Chinese Test Emerging Legal System in Court
BEIJING (AP) _ When a magazine quoted a singing star as saying a rival criticized her at a rehearsal and accused her of having AIDS, the rival did what an increasing number of Chinese are doing: She sued.
Reporters thronged the courtroom for the trial, which ended in favor of the complainant. One reporter was evicted for allegedly breaking court rules, which caused his newspaper to sue the court.
For the first time in decades, Chinese have enough confidence in their legal system to use it to redress wrongs. The courts, long considered places for only criminal trials, are overwhelmed with civil lawsuits as people try to exercise new legal rights.
The changing attitude is reflected in the responses Xiao Wei, a Beijing lawyer, gets when he introduces himself to people. He said the most common are something like, ″When I have a lawsuit, I’ll call you.″
Taking a problem to court traditionally was considered shameful, and most disputes were settled by mediation. After the Communist takeover in 1949, lawyers and judges were purged and party policy replaced law.

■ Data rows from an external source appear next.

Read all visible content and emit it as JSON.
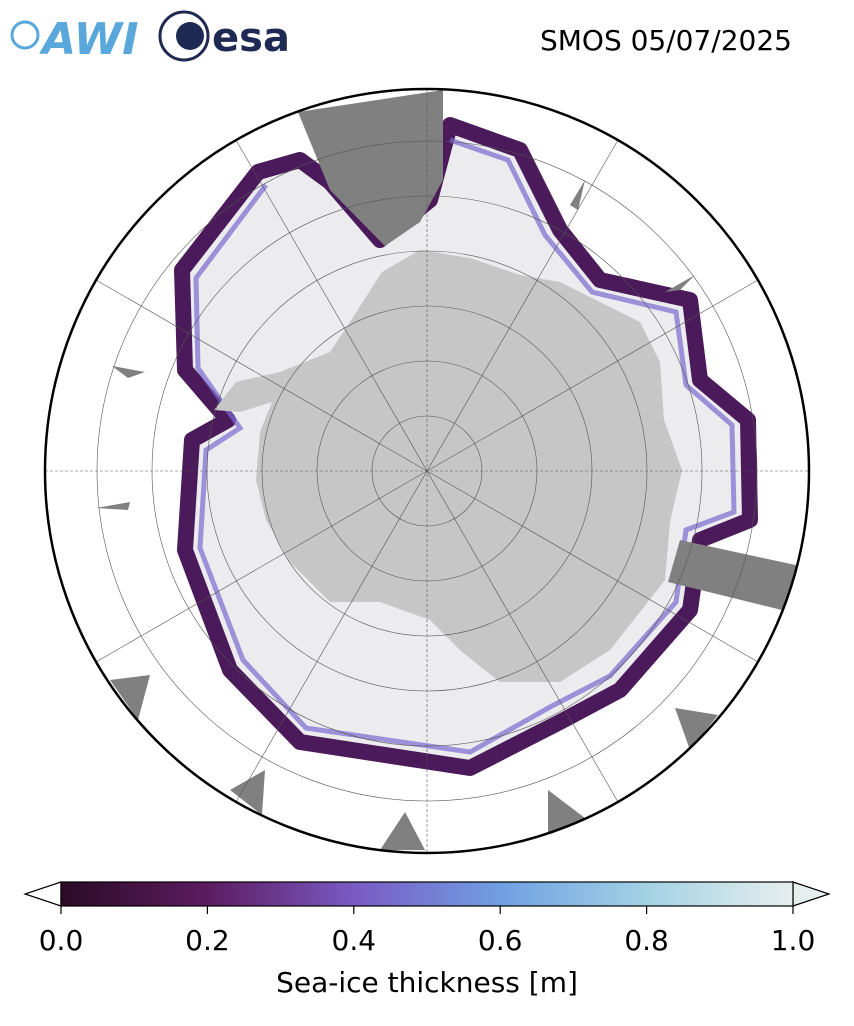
{
  "header": {
    "logo_left": "AWI",
    "logo_right": "esa",
    "title": "SMOS 05/07/2025"
  },
  "colorbar": {
    "label": "Sea-ice thickness [m]",
    "lim": [
      0,
      1
    ],
    "ticks": [
      {
        "value": 0,
        "label": "0.0"
      },
      {
        "value": 0.2,
        "label": "0.2"
      },
      {
        "value": 0.4,
        "label": "0.4"
      },
      {
        "value": 0.6,
        "label": "0.6"
      },
      {
        "value": 0.8,
        "label": "0.8"
      },
      {
        "value": 1,
        "label": "1.0"
      }
    ],
    "colors": [
      "#2b0a26",
      "#5c1c60",
      "#7a5ac4",
      "#6f9fe2",
      "#a3d2e4",
      "#e6eeee"
    ]
  }
}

When China began modernizing in 1978, however, it had to rebuild its legal system to attract foreign investors who wanted guarantees that their interests would be protected.
Wan Li, until recently chairman of the national legislature, said the government’s goal is to ″use the law to strengthen our economic reform ... so that the law is the yardstick for all economic and social activity.″
Foreign businessmen were among the first to resolve disputes in the courts, setting an example the Chinese quickly followed.
″I think it’s a function of economic reform, where people have a greater stake in protecting their economic interests,″ said Tim Gelatt, a professor at New York University who specializes in Chinese law. ″And it’s a function of an increasing sense that the legal system is there and means something and is useful.″
In the past five years, Chinese courts have seen a 9.9 percent annual increase in the number of civil cases.
″Today, more and more people know to use the law,″ the Legal Daily said. ″With knowledge of law, naturally there will be more lawsuits.″
But there are limits. So far, the courts have rebuffed efforts by political dissidents to sue the Communist Party and government under new civil laws for infringement of rights.
For example, the courts rejected suits filed by political prisoners Wang Juntao and Chen Zimin for better conditions and the return of personal property seized when they were arrested. They are serving 13 years each for taking part in the 1989 pro-democracy movement.
The Communist leadership has yet to reconcile the contradiction between its efforts to build a legal system and its insistence that the party remain the supreme authority.
″They are telling people, even encouraging people, to use the legal system to assert their economic rights,″ Gelatt said, ″but they have tried up to now to draw the line between those types of economic rights and political rights.″ Still, Western legal concepts are eroding Communist notions.
John Kuzmik, an American lawyer in Hong Kong who follows Chinese legal developments, said artists are adopting the Western view that their works and reputations are valuable personal property. The Communists long held that art was the common property of society.
In one case, China’s biggest rock star, Cui Jian, sued the author and publisher of a biography that he says defamed him by describing him as greedy and uncouth.
The book ″belittled me and made my commercial image very ugly,″ Cui said in an interview with China Sports News.
Cui also sued a music company for marketing a tape of his songs without permission. Several other musicians also have filed suits over pirated works.
Western lawyers say many of the defamation cases filed by movie and pop stars and other personalities would be thrown out of U.S. courts as frivolous, but that Chinese judges have little experience with such concepts.
″Definitions of libel and defamation here are not well developed,″ said Tim Steinert of Coudert Bros., a U.S. law firm.
One case the courts did reject was filed by prominent movie director Zhang Yimou and Gong Li, his girlfriend and leading lady.
They tried to sue the author and publisher of a forthcoming book about them. A Beijing court refused to hear the case on grounds that they had not been defamed because the book had not yet been distributed.